Ware and his mother, Marisa Anstey, of Mahomet, got the idea while watching a Food Network show featuring a waffle truck. They started the Crave Truck, selling street waffles around Champaign-Urbana from their mobile kitchen.

“It is very trendy and very popular,” said Rob Kowalski, assistant planning director for the city of Champaign. “Foodies love them, because it’s no longer the roach coach selling hot dogs. These trucks are very sophisticated. You can really prepare and serve some gourmet food out of them.

“They really bring a heightened sense of vibrancy to downtown,” he continued. “Some of the trucks are very creative, the design of the trucks. It adds interest to downtown and supports the artistic flair a community can have.”

The National Restaurant Association’s 2011 Restaurant Industry Forecast mentioned food trucks among the major trends for the year. And chefs surveyed by the organization predicted food trucks would be the year’s hottest operational trend.

Food trucks are popular in cities, and not just among entrepreneurs. Established chefs and restaurant owners are joining the food truck trend as well, in some cases to make up for lost revenue at their restaurants, according to the Small Business Development Center Network.

Part of the appeal for those starting a business is the low startup cost compared with a brick-and-mortar restaurant. And social media, such as Twitter, Facebook and cellphone alerts, make it easy for potential customers to find a mobile food truck.

Marisa Anstey urged Ware to use social networking to develop a customer base.

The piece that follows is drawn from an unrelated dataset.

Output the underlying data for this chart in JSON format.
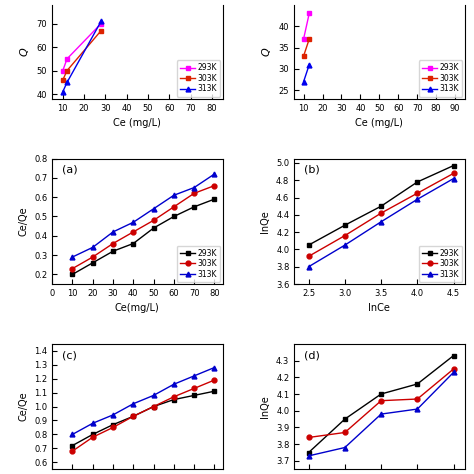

“I wasn’t exactly Twitter-savvy when we started,” Ware said. “But with social networking, we can bring people to us, rather than going out and trying to find the most amount of people.

“It’s not even about the business so much,” he continued. “I love connecting with people I’m serving. I get to know my customer base more, and that’s really cool.”

Cities have different regulations governing where food trucks can operate. Ware likes to stay in a location for a couple of hours, so he can get out his ingredients and cook his waffles.

But a Champaign city ordinance required mobile food vendors to move as soon as they had served an existing line of customers. In Urbana, food truck operators can feed a meter or pay a fee to have it bagged.

The Crave Truck is now part of a pilot program in Champaign establishing zones downtown and on campus where food trucks can operate for up to two hours at a time.

Kowalski said the locations were chosen to minimize conflicts with existing restaurants and disruption of traffic flow, but to also allow the trucks to operate at places with good visibility. There are also restrictions on setting up tables.

At the end of the pilot program, city officials will evaluate how the program worked for food truck vendors, how it affected brick-and-mortar businesses and how residents liked them.

While the Crave Truck is the only mobile food truck so far participating in the pilot program, Kowalski said there has been interest from others, including two University of Illinois students who plan to open a food truck called Cracked to serve breakfast on campus; a local couple considering a cupcake truck; and Derald’s, which already serves food on campus in Urbana.

Ware appreciates that city officials welcomed the idea of working with food trucks.

In addition to sorting out the local ordinances governing the trucks, Ware said he has faced the same challenges as any other small business — refining his product, building a customer base and dealing with unexpected costs when the truck has had mechanical problems.

He’s received business advice from both local chefs and food truck operators around the country — and, most importantly, from his mom. Anstey previously ran a cafe in Mahomet, and she tested variations of a Belgian Liege waffle until she and Ware settled on the recipe they would use.

Ware believes the appeal of food trucks lies in the specialized products they sell and interesting atmosphere they provide.

“It’s not quite like a restaurant,” he said. “It’s on the go.”